If the theme directory contains a file called screenshot.jpg, this image will be displayed on the theme selection page. It provides an overview of the theme. The image must be 280 pixels wide and 245 pixels high.

The file templates or "contexts"

These files are stored in a subdirectory tpl in the theme folder.

Note:

Some themes, created before Dotclear RC1, may not follow that organization. just create the directory tpl and move the HTML files into it in order for the theme to work properly.

They will be used in the context of the page displayed:

  • home.html : news
  • post.html : a post
  • category.html : every post of a category
  • archive.html : list of months with posts
  • archive_month.html : all posts in a given month
  • tags.html : list of all tags
  • tag.html : all posts related to a tag
  • search.html : search results
  • 404.html : error page

When a plugin creates another context, it must provide its own HTML file. This is the case, for example, of the dayMode and contactMe plugins.

Files included in the "contexts"

Some elements are recurring, in order to reuse them in every contextn they are created once and for all. These are the files whose name begins with an underscore, such as _footer.html.

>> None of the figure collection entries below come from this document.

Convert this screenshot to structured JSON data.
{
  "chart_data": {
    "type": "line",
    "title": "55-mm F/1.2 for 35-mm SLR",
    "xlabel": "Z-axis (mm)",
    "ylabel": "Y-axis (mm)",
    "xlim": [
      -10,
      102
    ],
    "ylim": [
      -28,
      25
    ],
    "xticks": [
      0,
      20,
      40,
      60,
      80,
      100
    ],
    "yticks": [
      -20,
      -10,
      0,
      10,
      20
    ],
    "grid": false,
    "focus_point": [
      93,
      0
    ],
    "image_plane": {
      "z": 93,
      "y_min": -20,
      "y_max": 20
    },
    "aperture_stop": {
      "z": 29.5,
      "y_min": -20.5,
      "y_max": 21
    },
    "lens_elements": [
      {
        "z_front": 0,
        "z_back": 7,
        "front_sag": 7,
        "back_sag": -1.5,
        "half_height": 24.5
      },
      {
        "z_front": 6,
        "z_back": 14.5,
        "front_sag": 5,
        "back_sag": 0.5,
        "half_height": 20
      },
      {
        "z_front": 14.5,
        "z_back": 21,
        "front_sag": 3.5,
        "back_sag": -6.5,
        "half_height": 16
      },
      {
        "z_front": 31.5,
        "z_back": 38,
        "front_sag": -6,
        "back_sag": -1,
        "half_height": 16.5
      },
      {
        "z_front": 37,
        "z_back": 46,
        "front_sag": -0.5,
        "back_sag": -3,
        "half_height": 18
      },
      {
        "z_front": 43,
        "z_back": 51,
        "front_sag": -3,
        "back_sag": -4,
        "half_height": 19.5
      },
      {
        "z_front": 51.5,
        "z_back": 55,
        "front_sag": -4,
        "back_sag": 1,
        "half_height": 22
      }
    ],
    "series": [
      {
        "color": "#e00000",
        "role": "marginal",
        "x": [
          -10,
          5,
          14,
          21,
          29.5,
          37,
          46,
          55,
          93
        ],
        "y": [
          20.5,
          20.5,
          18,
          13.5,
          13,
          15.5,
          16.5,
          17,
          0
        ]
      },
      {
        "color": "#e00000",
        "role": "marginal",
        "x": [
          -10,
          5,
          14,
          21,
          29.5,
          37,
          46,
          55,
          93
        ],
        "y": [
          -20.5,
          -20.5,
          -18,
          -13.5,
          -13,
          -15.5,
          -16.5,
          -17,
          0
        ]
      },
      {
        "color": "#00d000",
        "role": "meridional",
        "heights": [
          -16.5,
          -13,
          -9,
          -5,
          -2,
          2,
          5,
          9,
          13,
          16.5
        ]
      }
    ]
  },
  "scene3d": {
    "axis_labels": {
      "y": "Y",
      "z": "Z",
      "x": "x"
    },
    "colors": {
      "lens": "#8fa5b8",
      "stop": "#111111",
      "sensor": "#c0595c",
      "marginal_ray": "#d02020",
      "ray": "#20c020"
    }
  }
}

  • _head.html : CSS & jQuery calls.
  • _top.html : the page header (not to be confused with the html header)
  • _footer.html : the page footer
  • _flv_player.html : the video player
  • _mp3_player.html : the mp3 player

Tip:

A specific class is assigned to the <body> html tag for each context file and you can therefore change very easily how a specific context looks using this class.

Tip:

You can always remove the call to an included file for a said context, then you can create a specific content for that context only. You may also create a _foobar.html or anything else that would suit your recurrent needs.

File priority

Dotclear will try to find the file it needs in the theme folder. If it does not exist there, it will be read from the default theme.

Note:

There is the specific case of the Atom & RSS feed templates. They are located in the /dotclear/inc/public/default-templates/ folder. You can customize those ones also by placing your own version in your theme's tpl folder.

So bear in mind that:

  • If you only want to modify one specific context, just copy its personalized file to you theme's tpl subfolder.
  • It is not necessary, and is even a bad idea, to create a theme by copying each and every template file of the default theme.

The template tags

Beside the well known xhtml tags, Dotclear template files use a specific syntax to call its own fuctions or display informations. Those tags and their attributes are listed and explained in this section. How to create your own template tags is explained in that other section.